Também nesta segunda, a bancada do PSOL na Câmara dos Deputados anunciou que começará a recolher assinaturas para requisitar a abertura de uma CPI para investigar a offshore de Guedes.

“É inadmissível que, enquanto o povo passa fome, o braço direito de Bolsonaro lucre com inflação e alta do dólar”, disse Talíria Petrone (RJ), a líder do partido na Casa.

Em outra frente, o deputado Marcelo Freixo informou que, com o auxílio de outros líderes da oposição na Câmara, acionará o MPF para que investigue Guedes e Campos Neto. Freixo afirmou, em publicação em suas redes sociais, que “a legislação brasileira proíbe que membros da cúpula do governo mantenham esse tipo de negócio”.
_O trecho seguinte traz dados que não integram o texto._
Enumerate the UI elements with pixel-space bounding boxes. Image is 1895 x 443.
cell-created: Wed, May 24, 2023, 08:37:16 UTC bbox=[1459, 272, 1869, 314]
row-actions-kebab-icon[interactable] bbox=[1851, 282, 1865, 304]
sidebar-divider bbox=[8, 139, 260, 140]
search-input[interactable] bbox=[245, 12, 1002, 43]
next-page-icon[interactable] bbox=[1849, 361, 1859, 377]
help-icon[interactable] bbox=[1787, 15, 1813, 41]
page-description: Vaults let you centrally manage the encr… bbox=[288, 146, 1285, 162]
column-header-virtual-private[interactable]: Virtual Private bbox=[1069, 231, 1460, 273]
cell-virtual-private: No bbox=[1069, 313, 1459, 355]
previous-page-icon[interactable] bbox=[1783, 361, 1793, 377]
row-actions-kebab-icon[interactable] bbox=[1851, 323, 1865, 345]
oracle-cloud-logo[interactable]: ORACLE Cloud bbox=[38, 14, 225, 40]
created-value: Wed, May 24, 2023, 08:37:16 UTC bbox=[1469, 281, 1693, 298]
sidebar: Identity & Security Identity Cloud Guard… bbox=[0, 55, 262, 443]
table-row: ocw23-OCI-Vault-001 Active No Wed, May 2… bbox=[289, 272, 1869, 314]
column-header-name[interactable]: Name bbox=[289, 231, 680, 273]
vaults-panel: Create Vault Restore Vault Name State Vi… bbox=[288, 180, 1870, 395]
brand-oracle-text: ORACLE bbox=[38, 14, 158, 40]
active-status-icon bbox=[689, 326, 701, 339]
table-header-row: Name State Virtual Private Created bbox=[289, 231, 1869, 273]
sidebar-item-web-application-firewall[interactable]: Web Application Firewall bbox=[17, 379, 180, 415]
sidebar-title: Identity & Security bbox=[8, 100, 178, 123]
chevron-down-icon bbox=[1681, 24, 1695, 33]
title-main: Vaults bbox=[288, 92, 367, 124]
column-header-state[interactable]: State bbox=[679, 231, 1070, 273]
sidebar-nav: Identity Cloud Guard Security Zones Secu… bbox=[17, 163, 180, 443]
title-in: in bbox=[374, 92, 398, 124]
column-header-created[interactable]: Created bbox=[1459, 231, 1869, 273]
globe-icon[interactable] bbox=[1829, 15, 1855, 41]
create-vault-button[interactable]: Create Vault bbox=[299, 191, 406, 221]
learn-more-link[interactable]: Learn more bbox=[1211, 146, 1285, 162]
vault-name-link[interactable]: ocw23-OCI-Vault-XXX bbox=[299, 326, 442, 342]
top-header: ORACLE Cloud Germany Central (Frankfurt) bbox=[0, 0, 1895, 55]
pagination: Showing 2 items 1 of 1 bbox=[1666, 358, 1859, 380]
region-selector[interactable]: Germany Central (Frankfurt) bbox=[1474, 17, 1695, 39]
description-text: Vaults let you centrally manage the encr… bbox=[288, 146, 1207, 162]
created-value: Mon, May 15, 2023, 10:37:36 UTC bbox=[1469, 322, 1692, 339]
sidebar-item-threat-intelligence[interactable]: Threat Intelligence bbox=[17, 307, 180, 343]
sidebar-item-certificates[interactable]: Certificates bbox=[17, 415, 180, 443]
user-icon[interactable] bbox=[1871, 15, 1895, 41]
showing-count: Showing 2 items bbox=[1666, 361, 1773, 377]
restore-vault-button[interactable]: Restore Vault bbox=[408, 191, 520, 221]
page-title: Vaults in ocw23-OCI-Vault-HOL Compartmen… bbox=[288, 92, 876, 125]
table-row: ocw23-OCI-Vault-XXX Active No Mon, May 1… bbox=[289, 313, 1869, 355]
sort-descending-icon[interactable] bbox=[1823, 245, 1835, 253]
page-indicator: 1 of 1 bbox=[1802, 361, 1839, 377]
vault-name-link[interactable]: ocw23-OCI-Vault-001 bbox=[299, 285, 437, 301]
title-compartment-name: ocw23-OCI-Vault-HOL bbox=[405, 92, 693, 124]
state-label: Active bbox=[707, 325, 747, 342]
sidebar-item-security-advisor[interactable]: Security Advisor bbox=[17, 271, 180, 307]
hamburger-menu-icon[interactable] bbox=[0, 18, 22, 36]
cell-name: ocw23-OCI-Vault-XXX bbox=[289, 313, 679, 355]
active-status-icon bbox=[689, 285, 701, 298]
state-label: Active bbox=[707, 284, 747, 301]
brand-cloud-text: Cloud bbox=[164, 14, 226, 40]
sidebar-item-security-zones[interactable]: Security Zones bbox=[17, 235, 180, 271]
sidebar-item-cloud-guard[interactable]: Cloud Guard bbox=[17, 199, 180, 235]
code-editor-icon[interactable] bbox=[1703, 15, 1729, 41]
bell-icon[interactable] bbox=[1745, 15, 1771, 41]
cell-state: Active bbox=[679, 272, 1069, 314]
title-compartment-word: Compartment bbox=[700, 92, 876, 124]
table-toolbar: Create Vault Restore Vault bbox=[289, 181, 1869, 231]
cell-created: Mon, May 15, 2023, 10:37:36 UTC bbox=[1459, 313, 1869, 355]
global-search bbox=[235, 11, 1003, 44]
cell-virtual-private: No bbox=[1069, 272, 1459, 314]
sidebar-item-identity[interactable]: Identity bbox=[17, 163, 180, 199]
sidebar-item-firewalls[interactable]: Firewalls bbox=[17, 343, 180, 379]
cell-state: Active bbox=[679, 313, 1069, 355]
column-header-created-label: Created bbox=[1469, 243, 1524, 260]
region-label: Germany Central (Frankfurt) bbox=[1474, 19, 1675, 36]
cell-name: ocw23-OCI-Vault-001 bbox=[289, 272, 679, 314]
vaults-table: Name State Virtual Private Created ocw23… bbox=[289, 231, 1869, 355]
O deputado Alexandre Frota (PSDB-SP) também apresentou um ofício contra Guedes e Campos Neto à Procuradoria-Geral da República. Segundo o tucano, há configuração dos crimes de tráfico de influência, advocacia administrativa e improbidade administrativa. Frota também pede a “imediata” demissão dos dois envolvidos nos Pandora Papers.

Outro deputado a reagir nesta segunda é Ivan Valente (PSOL-SP). Ele anunciou uma representação na Comissão de Ética Pública e a disposição de, “com a oposição, entrar com outra representação no MPF e trabalhar por uma CPI que investigue as revelações dos Pandora Papers”.